Было глубоко за полночь, но из-за двери доносились голоса, и они галдели прямо-таки не переставая; похоже, Думбльдор принимал гостей.
Профессор Макгонаголл трижды стукнула в дверь молотком, и рокот голосов прекратился, точно их кто-то взял и выключил. Дверь сама по себе отворилась, и Макгонаголл провела Гарри и Рона в кабинет.
Там царил полумрак; загадочные серебряные приборы на столе застыли, вопреки обыкновению не вращаясь и не пыхая клубами дыма; на многочисленных портретах по стенам тихо дремали бывшие директора и директрисы «Хогварца». За дверью, на шесте, сунув голову под крыло, спала птица с роскошным малиново-золотым оперением.
– А, это вы, профессор Макгонаголл… и… о!
Думбльдор сидел за письменным столом в кресле с высокой спинкой; перед ним лежали какие-то пергаменты, горела свеча. Он чуть подался вперед и попал в круг света: белоснежная ночная рубашка, красиво расшитый лилово-золотой халат. Впрочем, ни тени сонливости. Пронзительные светло-голубые глаза вперились в профессора Макгонаголл.
– Профессор Думбльдор, Поттеру… скажем так, приснился кошмар, – доложила профессор Макгонаголл. – Он говорит…
– Это был не кошмар, – тут же перебил Гарри.
Профессор Макгонаголл, чуть нахмурившись, повернулась к Гарри:
– Хорошо, Поттер, расскажите вы.
– Я… я, конечно, спал… – начал Гарри и, несмотря на ужас и отчаянное желание быть понятым, слегка разозлился: почему директор смотрит не на него, а на свои переплетенные пальцы? – Но это был не обычный сон… Это было как наяву… Я видел, как все произошло… – Он глубоко вдохнул. – Папу Рона – мистера Уизли – искусала гигантская змея.
Он замолчал, но его слова – слегка нелепые, даже комичные – некоторое время звенели в воздухе. Повисла пауза. Думбльдор, откинувшись в кресле, внимательно изучал потолок. Рон, от потрясения побелев, смотрел то на Гарри, то на Думбльдора.
– Как ты это видел? – спокойно спросил Думбльдор, по-прежнему не глядя на Гарри.
– Я не знаю, – рассердился Гарри. Да какая разница? – В голове, кажется…
– Ты неправильно меня понял, – все так же спокойно проговорил Думбльдор. – Я хотел спросить… помнишь ли ты… э-э… где ты находился, когда видел нападение? Ты стоял рядом с жертвой или, может быть, смотрел сверху?
Вопрос был настолько странный, что Гарри потрясенно уставился на Думбльдора; тот как будто все знает…
– Я сам был змеей, – сказал он. – Я видел все глазами змеи.
Все помолчали; затем Думбльдор перевел взгляд на Рона, чье лицо оставалось совершенно бескровным, и спросил уже резче:
– Артур серьезно ранен?
– Да, – с нажимом ответил Гарри. Да что же они все за тупицы, неужели непонятно, сколько крови можно потерять, если тебе в бок вопьются такие огромные зубы? И неужели Думбльдору трудно хотя бы из вежливости разочек на него взглянуть?

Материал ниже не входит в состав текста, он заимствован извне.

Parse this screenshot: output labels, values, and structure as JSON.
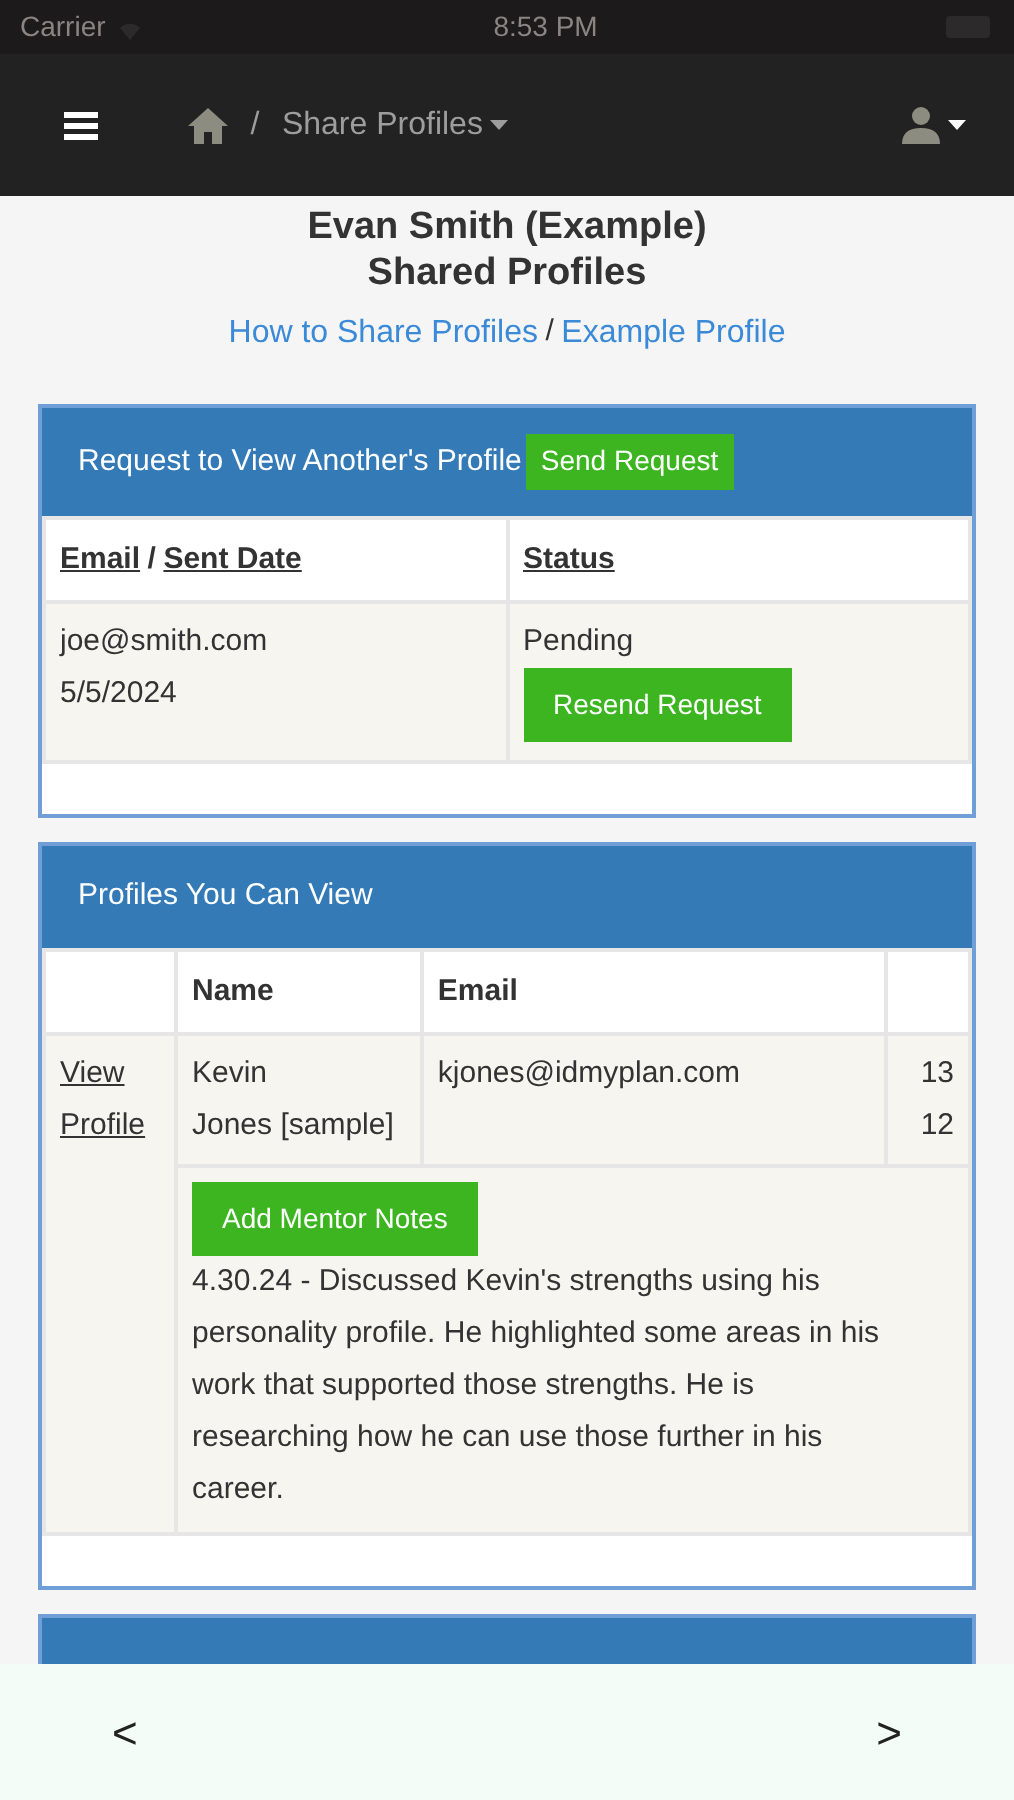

Но Думбльдор стремительно встал – Гарри даже подскочил от неожиданности – и обратился к одному из старинных портретов почти под самым потолком.
– Эверард! – громко позвал он. – И вы, Дилис!

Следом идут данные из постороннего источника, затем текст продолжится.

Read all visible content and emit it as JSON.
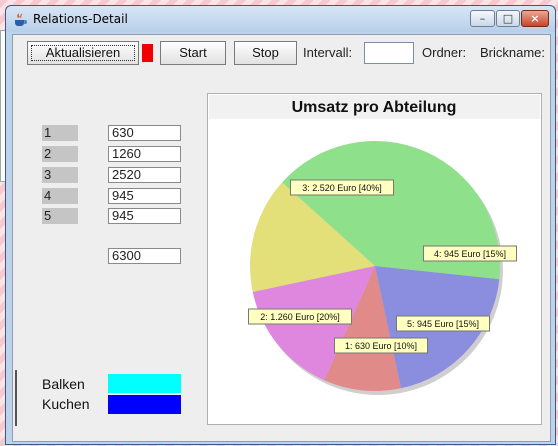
{
  "window": {
    "title": "Relations-Detail",
    "controls": {
      "minimize": "–",
      "maximize": "□",
      "close": "×"
    }
  },
  "toolbar": {
    "refresh_label": "Aktualisieren",
    "start_label": "Start",
    "stop_label": "Stop",
    "interval_label": "Intervall:",
    "interval_value": "",
    "folder_label": "Ordner:",
    "brickname_label": "Brickname:"
  },
  "list": {
    "rows": [
      {
        "index": "1",
        "value": "630"
      },
      {
        "index": "2",
        "value": "1260"
      },
      {
        "index": "3",
        "value": "2520"
      },
      {
        "index": "4",
        "value": "945"
      },
      {
        "index": "5",
        "value": "945"
      }
    ],
    "total": "6300"
  },
  "legend": {
    "bar_label": "Balken",
    "bar_color": "#00ffff",
    "pie_label": "Kuchen",
    "pie_color": "#0000ff"
  },
  "colors": {
    "indicator": "#f00000"
  },
  "chart_data": {
    "type": "pie",
    "title": "Umsatz pro Abteilung",
    "slices": [
      {
        "label": "1: 630 Euro [10%]",
        "value": 630,
        "percent": 10,
        "color": "#e08a8a"
      },
      {
        "label": "2: 1.260 Euro [20%]",
        "value": 1260,
        "percent": 20,
        "color": "#8b8ddf"
      },
      {
        "label": "3: 2.520 Euro [40%]",
        "value": 2520,
        "percent": 40,
        "color": "#8fe08b"
      },
      {
        "label": "4: 945 Euro [15%]",
        "value": 945,
        "percent": 15,
        "color": "#e3e07a"
      },
      {
        "label": "5: 945 Euro [15%]",
        "value": 945,
        "percent": 15,
        "color": "#df86df"
      }
    ]
  }
}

Колдун с землистым лицом и короткой черной челкой и пожилая ведьма с длинными серебристыми локонами с соседнего портрета сразу открыли глаза, хотя за секунду до этого вроде бы крепко спали.
– Вы слышали? – спросил Думбльдор.
Колдун кивнул; ведьма сказала: «Естественно».
– У него рыжие волосы, и он носит очки, – сообщил Думбльдор. – Эверард, поднимите тревогу и, пожалуйста, сделайте так, чтобы его нашли те, кто нужно…
Оба кивнули, скрылись за рамами своих портретов и, не появившись на соседних (как обычно бывало в «Хогварце»), исчезли. На одной картине остался лишь занавес, на другой – красивое кожаное кресло. Гарри заметил, что многие директора и директрисы – хотя они весьма убедительно похрапывали и даже пускали слюни во сне – украдкой бросают на визитеров любопытные взгляды, и понял, кто тут разговаривал с Думбльдором.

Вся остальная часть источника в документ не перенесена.